Key Points (Explained in Detail):

  • Structured Multimodality: The API expects a list of Part objects. Why this structure? Gemini is natively multimodal. The Part structure is the mechanism for this. One Part can hold text, while another can hold file data. This allows you to ask questions that relate the two, like, “Based on this chart image, summarize the key trends?” We send the file’s raw bytes (ByteString.CopyFrom(fileBytes)) along with its MimeType so the model knows precisely how to interpret the data.
  • Designed for Conversation: The request contains a list of Content objects. Why a list? This structure is designed to support multi-turn conversations. While our simple client sends one “USER” turn, you could extend it to pass the entire chat history in the Contents list, allowing Gemini to understand follow-up questions.
  • Asynchronous for Responsiveness: The method is async and uses await. Why is this essential? An AI call can take a few seconds. If it were synchronous (blocking), it would freeze your application’s UI or block a web server thread. Using async/await is the foundation of modern, scalable C# applications, ensuring your app stays responsive while waiting for the AI to think.
  • Defensive Response Parsing: The code uses null-conditional operators (?.) to extract the text: response.Candidates?.FirstOrDefault()?.Content?.Parts?.FirstOrDefault()?.Text. Why is this so important? An API response is not guaranteed. If a prompt violates a safety policy, the Candidates list might be empty. Without the ?. operators, your code would crash with a NullReferenceException. This chained “safe navigation” provides a robust way to get the response, gracefully returning an empty string if anything is missing.
  • User-Centric Output Formatting: The final step converts the response from Markdown to HTML using Markdig. Why add this step? Gemini models use Markdown to structure responses (headings, lists, code blocks). Converting this to HTML means you can render the output beautifully in any web-based view or UI component, dramatically improving the user experience.

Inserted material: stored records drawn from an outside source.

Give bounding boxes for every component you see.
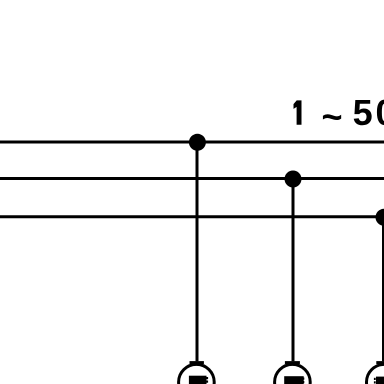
- load E2 body (bell dome, cut by frame): [275, 364, 311, 384]
- load E3 body (bell dome, cut by frame): [367, 364, 384, 384]
- svg-text:~: ~: [322, 96, 343, 137]
- wire: phase bus L2: [0, 177, 384, 180]
- node junction on L3: [376, 209, 384, 226]
- wire: drop from L1 to load E1: [196, 142, 199, 361]
- load E2 filled block: [284, 376, 304, 384]
- wire: phase bus L1: [0, 141, 384, 144]
- svg-text:5: 5: [353, 92, 373, 133]
- wire: drop from L3 to load E3: [382, 217, 384, 361]
- node junction on L2: [285, 171, 302, 188]
- digit 1 drawn as path (no foot serif): [294, 100, 302, 124]
- node junction on L1: [189, 134, 206, 151]
- load E1 filled block: [189, 376, 207, 384]
- wire: drop from L2 to load E2: [292, 179, 295, 362]
- load E2 terminal bar: [285, 361, 300, 364]
- load E1 body (bell dome, cut by frame): [179, 364, 215, 384]
- load E3 filled block: [376, 377, 384, 384]
- load E3 terminal bar: [376, 361, 384, 364]
- wire: phase bus L3: [0, 215, 384, 218]
- load E1 terminal bar: [190, 361, 204, 364]
- net label: 1 ~ 50 Hz: [294, 92, 384, 137]
- svg-text:0: 0: [376, 92, 384, 133]
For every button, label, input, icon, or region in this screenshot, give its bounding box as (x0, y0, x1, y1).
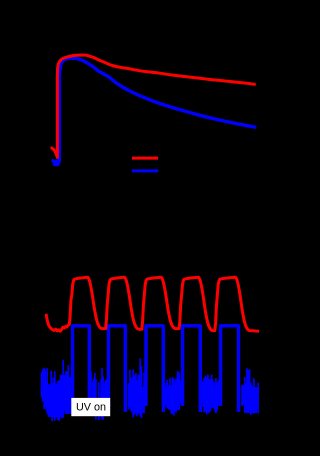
bottom panel: blue noise dense core (205, 379, 212, 411)
top panel: blue start marker blob (53, 160, 59, 167)
bottom panel: red response pulse train (46, 277, 258, 331)
UV on label box (71, 398, 110, 416)
bottom panel: blue square wave (UV on plateaus) (73, 326, 90, 412)
bottom panel: blue noise dense core (132, 387, 144, 413)
legend: blue line sample (132, 169, 158, 172)
bottom panel: blue noise (UV off periods) (42, 358, 259, 421)
bottom panel: blue noise dense core (244, 387, 257, 413)
svg-text:UV on: UV on (76, 401, 106, 413)
bottom panel: blue noise dense core (49, 384, 64, 417)
legend: red line sample (132, 157, 158, 160)
top panel: blue photocurrent decay curve (53, 58, 255, 163)
top panel: red photocurrent decay curve (52, 55, 255, 157)
bottom panel: blue noise dense core (65, 386, 72, 414)
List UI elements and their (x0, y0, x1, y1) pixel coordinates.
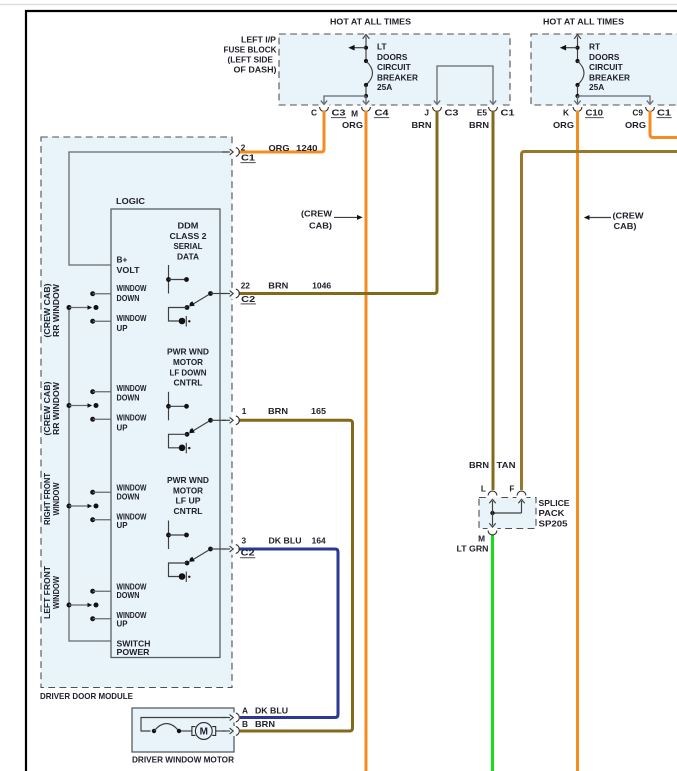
svg-text:C9: C9 (632, 108, 643, 118)
label PWR WND MOTOR LF UP CNTRL (167, 475, 209, 516)
svg-text:WINDOW: WINDOW (52, 482, 61, 515)
svg-text:OF DASH): OF DASH) (234, 65, 277, 75)
pin gaps on left fuse box edge (319, 104, 499, 107)
svg-text:SPLICE: SPLICE (539, 498, 570, 508)
pin gaps on right fuse box edge (572, 104, 656, 107)
svg-text:BRN: BRN (255, 719, 275, 729)
wire BRN 165 pin1 to motor B (239, 420, 353, 731)
svg-text:DOORS: DOORS (589, 52, 620, 62)
svg-text:RIGHT FRONT: RIGHT FRONT (43, 473, 52, 525)
svg-text:C2: C2 (241, 548, 256, 558)
label B+ VOLT (117, 255, 140, 275)
motor internal wiring (141, 718, 226, 734)
pin M / C4 (351, 107, 389, 119)
svg-text:CNTRL: CNTRL (174, 506, 203, 516)
svg-text:VOLT: VOLT (117, 265, 140, 275)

Putting Your GeminiApi to Work

Using your new class is now incredibly straightforward. Here’s a simple console app example:

using YourProject.Gemini; // Your namespace

class Program
{
    static async Task Main(string[] args)
    {
        string projectId = "your-gcp-project-id";
        string location = "us-central1"; // Or your preferred location
        string credentialsPath = "path/to/your/credentials.json";

        // 1. Create an instance of your client
        var geminiApi = new GeminiApi(projectId, location, credentialsPath);

        // 2. Ask a question!
        Console.WriteLine("--- Asking Gemini a question... ---");
        string prompt = "Explain the difference between a class and an object in C# as if you were teaching a beginner.";
        string responseHtml = await geminiApi.Evaluate(prompt);
        
        // 3. Display the formatted response
        Console.WriteLine(responseHtml); 
    }
}

Conclusion

You’ve now done more than just connect to an API; you’ve built a robust and reusable foundation for any .NET application that needs to leverage generative AI. This GeminiApi class is your gateway, handling the complex parts of authentication, networking, and data formatting so you can focus on creativity. Your “Ask Gemini” client is the starting point. You can now integrate it into web APIs, desktop apps, or background services to bring next-level intelligence to your projects.